U.S. Execs: Sept. 11 a Catalyst for Investment

The Sept. 11 attacks in America not only revamped political and military relations with Russia, but could provide opportunities for more foreign investment from the United States, said members of the Eurasia Group delegation of U.S. executives in Moscow this week.

Partly seeking to capitalize on the shift in relations before it fades, the group met with city and federal government officials, as well as companies from Moscow and the regions to talk investment.

"Obviously, the hope has to be that these changes will be significant in the long term for the development for closer economic relations between the two countries," said Ian Bremmer, director of Eurasia, a U.S. political risk-consulting firm.

"Since we were first here 18 months ago, much has been accomplished by President [Vladimir] Putin and his team and also, interestingly enough, by [Moscow Mayor Yury] Luzhkov and his team," Bremmer said.

No contracts were signed, but there were agreements to continue talks on some projects, said Boris Alexeyev, president of the Council for Trade and Economic Cooperation Russia-USA, which helped arrange the trip.

The companies, some of them already investors here, like Athena and Metromedia International Telecommunications, are in the oil, gas, technology, finance, real estate and legal sectors.

"I know three, four, five, six different private equity funds that are being created, raising money to make those investments," said Stuart Sundlun, managing director of investment fund Global Emerging Markets. "That situation didn't exist a year ago."

Members of the mission met with presidential envoy to the Caspian Viktor Kaluzhny, and Bremmer said that the war in Afghanistan, while obvious fodder for conflict over the U.S. role in Central Asia, could also provide opportunities for more economic cooperation there. "Increased investment would help bring stability to the region," Bremmer said.

City Hall also used the opportunity to try to get backing for some of Luzhkov's pet projects, like Disneyland Russia ($7 billion), the already much talked about Moskva-City business center ($12 billion), reconstruction of the Kolomenskoye historical site ($3 billion) and a Formula-1 track at a site in Nagatinskoye ($600 million), Interfax reported.

The meetings followed on the heels of U.S. Commerce Secretary Donald Evans' trade mission here last week, as well as visits by the International Monetary Fund and the International Finance Corp.

"If President Putin is seen or photographed wearing a cowboy hat or boots, I would like to think that perhaps we will see some of the U.S. government agencies providing support to credit institutions that will enable us to get access to the debt and speed the investment process," said delegation chairman John Kean Jr., CEO of gas-trading company NUI, referring partly to U.S. Export-Import Bank and the IMF.
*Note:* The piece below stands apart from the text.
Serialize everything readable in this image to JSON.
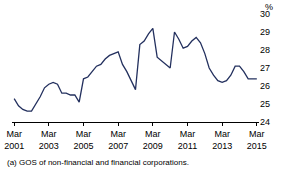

Eurasia, together with Lehman Brothers, a New York financial house, this month launched its 10-nation emerging-market economic and political risk index, LEGSI, which puts Russia squarely in the middle. Russia's score of 66 out of 100 was behind Hungary, Poland, Bulgaria and Ukraine, but ahead of Thailand, Croatia, Turkey, Indonesia and Azerbaijan.

Recently, Transparency International, which has a ranking that essentially measures corruption, put Russia ahead of just 10 countries out of 91.

"As for corruption -- just be careful," advised Sundlun.